MySQL Bugs: #34211: Innodb data file corruption

Bug #34211	Innodb data file corruption
Submitted:	1 Feb 2008 2:17	Modified:	30 Dec 2012 10:20
Reporter:	Mark Callaghan	Email Updates:
Status:	Can't repeat	Impact on me:	None
Category:	MySQL Server: InnoDB storage engine	Severity:	S3 (Non-critical)
Version:	5.0.37	OS:	Any
Assigned to:	Heikki Tuuri	CPU Architecture:	Any
Tags:	corruption, dump, innodb, page

Description:
I want to track this as a possible problem that needs more data. I am gather more data, and trying to get more machines for reproduction tests. Maybe someone else has the same problem.

After switching from 4.0.26 to 5.0.37, we began to use innodb_file_per_table and we noticed more errors like this:
InnoDB: Database page corruption on disk or a failed
InnoDB: file read of page 84447.
InnoDB: You may have to recover from a backup.
080120 8:53:52 InnoDB: Page dump in ascii and hex (16384 bytes):

To be honest, we think we had more errors as we began to measure the errors after switching. To rule out innodb_file_per_table, I have begun to run IO stress tests on two sets of 10 servers that are all running replication and query workloads. One set uses innodb_file_per_table, the other uses SW RAID 0. The test has run for 560 days of machine times (56 days * 10 machines) per set. The set with innodb_file_per_table has 2 failures. The set with SW RAID 0 has 0 failures. This is interesting, but not significant yet. From other measurements, I think these servers have an MTBF of 600 days, so there is a 39% chance of 0 failures in 560 machine days (599/600) ^ 560. I need 0 failures in a few thousand machine days before I will be certain that innodb_file_per_table is a problem.

These servers have also been changed to compute the checksum on buffer cache pages after they have been written to confirm that corrupt data has not been written by MySQL. All of those checks have passed.

In most or all of these cases, the new style checksum does not match:
080120 8:53:52 InnoDB: Page checksum 532784171, prior-to-4.0.14-form checksum 475158686
InnoDB: stored checksum 2491121728, prior-to-4.0.14-form stored checksum 475158686
InnoDB: Page lsn 22 3889944710, low 4 bytes of lsn at page end 3889944710
InnoDB: Page number (if stored to page already) 84447,
InnoDB: space id (if created with >= MySQL-4.1.1 and stored already) 16
InnoDB: Page may be an index page where index id is 0 64
InnoDB: (index PRIMARY of table foo/bar)
InnoDB: Database page corruption on disk or a failed
InnoDB: file read of page 84447.

How to repeat:
read above. Use many machines for many days with 10+ concurrent query sessions and a replication workload.

Suggested fix:
NA

Mark,

please show the .err log. Most of these reports are OS/driver/hardware problems. But some are due to InnoDB bugs.

Regards,

Heikki

No feedback was provided for this bug for over a month, so it is
being suspended automatically. If you are able to provide the
information that was originally requested, please do so and change
the status of the bug back to "Open".

Mark,

Heikki pasted his question internal by accident. Here is the question: 

Mark,

is the .err log available somewhere?

--Heikki

No feedback was provided for this bug for over a month, so it is
being suspended automatically. If you are able to provide the
information that was originally requested, please do so and change
the status of the bug back to "Open".

As we are currently also facing one of these page checksum mismatch errors:
Has anybody noted that in about half of the reported cases of checksum mismatches, the prior-to-4.0.14-form DOES match the stored value?
Is that checksum just computed via a different algorithm or over a different part of the data set?
If it's just a different algorithm: How likely is it that a hardware failure (these checksum mismatches seem to be routinely attributed to hardware issues) corrupts one checksum, but leaves the other intact?

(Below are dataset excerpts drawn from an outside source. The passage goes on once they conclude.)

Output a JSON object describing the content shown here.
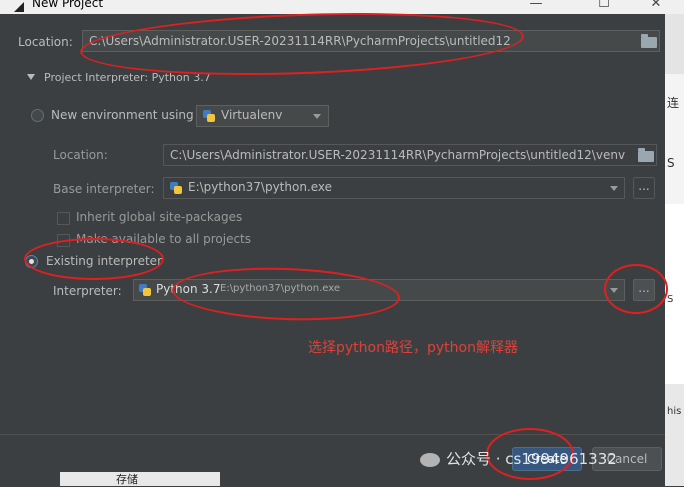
{
  "window": {
    "title": "New Project"
  },
  "location": {
    "label": "Location:",
    "value": "C:\\Users\\Administrator.USER-20231114RR\\PycharmProjects\\untitled12"
  },
  "interpreter_section": {
    "label": "Project Interpreter: Python 3.7"
  },
  "new_env": {
    "radio_label": "New environment using",
    "tool": "Virtualenv",
    "location_label": "Location:",
    "location_value": "C:\\Users\\Administrator.USER-20231114RR\\PycharmProjects\\untitled12\\venv",
    "base_label": "Base interpreter:",
    "base_value": "E:\\python37\\python.exe",
    "inherit_label": "Inherit global site-packages",
    "available_label": "Make available to all projects"
  },
  "existing": {
    "radio_label": "Existing interpreter",
    "interp_label": "Interpreter:",
    "interp_name": "Python 3.7",
    "interp_path": "E:\\python37\\python.exe",
    "dots": "..."
  },
  "annotation": "选择python路径，python解释器",
  "buttons": {
    "create": "Create",
    "cancel": "Cancel"
  },
  "watermark": "公众号 · cs1994961332",
  "background_window": {
    "chars": [
      "连",
      "S",
      "S",
      "his"
    ],
    "bottom_text": "存储"
  },
  "colors": {
    "accent": "#365880",
    "annotation": "#e02020"
  }
}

The server we are having the issue on has ECC RAM and data is on a software RAID.

The old checksum is computed over a few (10?, 20?) bytes at the head and tail of the page. The new checksum is computed over all of the page.

Edgar, it's very likely if you have RAID. RAID will place a page so that part of the page is on one disk drive and part on another. If one drive loses a change (power loss or some other problem) then you can get a checksum mismatch. If the change is only to the data part then only the newer checksum value will detect the difference. It's much less likely that a single drive system will show one passing and one failing.

How often a page will be split depends on the RAID stripe size. A 16k stripe size will split every page unless there is extremely careful aligning of stripe start position, that's usually not done. A 256k stripe size will split 2/16 pages. This also means that smaller stripe sizes can be very inefficient for reads and writes because the split cases require twice as many drive accesses as the unsplit ones. The best stripe size depends on the workload and system but it's more likely to be 256k or larger than smaller.

Mark,  am setting this to 'cant repeat' since the versions (4.0, 5.0) are far outdated by now.